As an Azure solution architect, you want to explore the capability to monitor selected Azure resources within your subscription. You want to understand how you can use the resources to improve your team's responsiveness and the stability of your systems.
In this unit, you explore the two different kinds of activity log alerts. Now that you're aware of the different kinds of alerts you can use in Azure Monitor, you want to know how you can trigger actions for your alerts. Actions might include sending an email or creating an IT Service Management (ITSM) support ticket.
When to use activity log alerts
So far, you learned about two different types of alerts supported in Azure Monitor. Metric alerts are ideally suited to monitoring for threshold breaches or spotting trends; Log search alerts allow for greater analytical monitoring of historical data.
Activity log alerts are designed to work with Azure resources. Typically, you create this type of log to receive notifications when specific changes occur on a resource within your Azure subscription.

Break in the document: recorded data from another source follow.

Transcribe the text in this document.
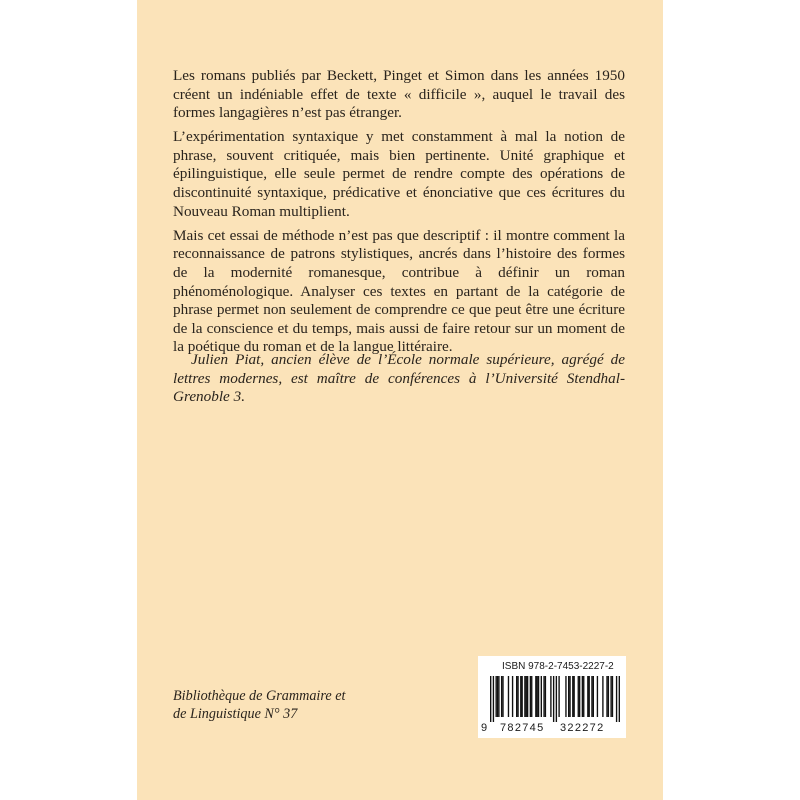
Les romans publiés par Beckett, Pinget et Simon dans les années 1950 créent un indéniable effet de texte « difficile », auquel le travail des formes langagières n’est pas étranger.

L’expérimentation syntaxique y met constamment à mal la notion de phrase, souvent critiquée, mais bien pertinente. Unité graphique et épilinguistique, elle seule permet de rendre compte des opérations de discontinuité syntaxique, prédicative et énonciative que ces écritures du Nouveau Roman multiplient.

Mais cet essai de méthode n’est pas que descriptif : il montre comment la reconnaissance de patrons stylistiques, ancrés dans l’histoire des formes de la modernité romanesque, contribue à définir un roman phénoménologique. Analyser ces textes en partant de la catégorie de phrase permet non seulement de comprendre ce que peut être une écriture de la conscience et du temps, mais aussi de faire retour sur un moment de la poétique du roman et de la langue littéraire.

Julien Piat, ancien élève de l’École normale supérieure, agrégé de lettres modernes, est maître de conférences à l’Université Stendhal-Grenoble 3.
Bibliothèque de Grammaire et
de Linguistique N° 37
ISBN 978-2-7453-2227-2
9 782745 322272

There are two types of activity log alerts:
- Specific operations: Applies to resources within your Azure subscription, and often has a scope with specific resources or a resource group. You use this type when you need to receive an alert that reports a change to an aspect of your subscription. For example, you can receive an alert if a VM is deleted or new roles are assigned to a user.
- Service health events: Include notice of incidents and maintenance of target resources.
Composition of an activity log alert
It's important to note that activity log alerts monitor events only in the subscription where the alert was created.
Activity log alerts are based on events. The best approach for defining them is to use Azure Monitor to filter all the events in your subscription until you find the one that you want. To begin the creation process, you then select Add activity log alert.
Like the previous alerts, activity log alerts have their own attributes:
- Category: Administrative, service health, autoscale, policy, or recommendation
- Scope: Resource level, resource group level, or subscription level
- Resource group: Where the alert rule is saved
- Resource type: Namespace for the target of the alert
- Operation name: Operation name
- Level: Verbose, informational, warning, error, or critical
- Status: Started, failed, or succeeded
- Event initiated by: Email address or Microsoft Entra identifier (known as the "caller") for the user
Create a resource-specific log alert
When you create your activity log alert, you select Activity Log for the signal type. You then see all the available alerts for the resource you select. The following image shows all the administrative alerts for Azure VMs. In this example, an alert is triggered when a VM is powered off.
Changing the monitor service enables you to reduce the list of options. Selecting Administrative filters all the signals to show only admin-related signals.
Create a service health alert
Service health alerts aren't like all the other alert types you learned about in this module so far. To create a new alert, search for and select Service Health in the Azure portal. Next, select Health alerts. After you select Create service health alert, the steps to create the alert are similar to the steps used to create other alerts.
The only difference is that you no longer need to select a resource, because the alert is for a whole region in Azure. What you can select is the kind of health event on which you want to be alerted. You can select service issues, planned maintenance, health advisories, or choose all of the events. The remaining steps of performing actions and naming the alerts are the same.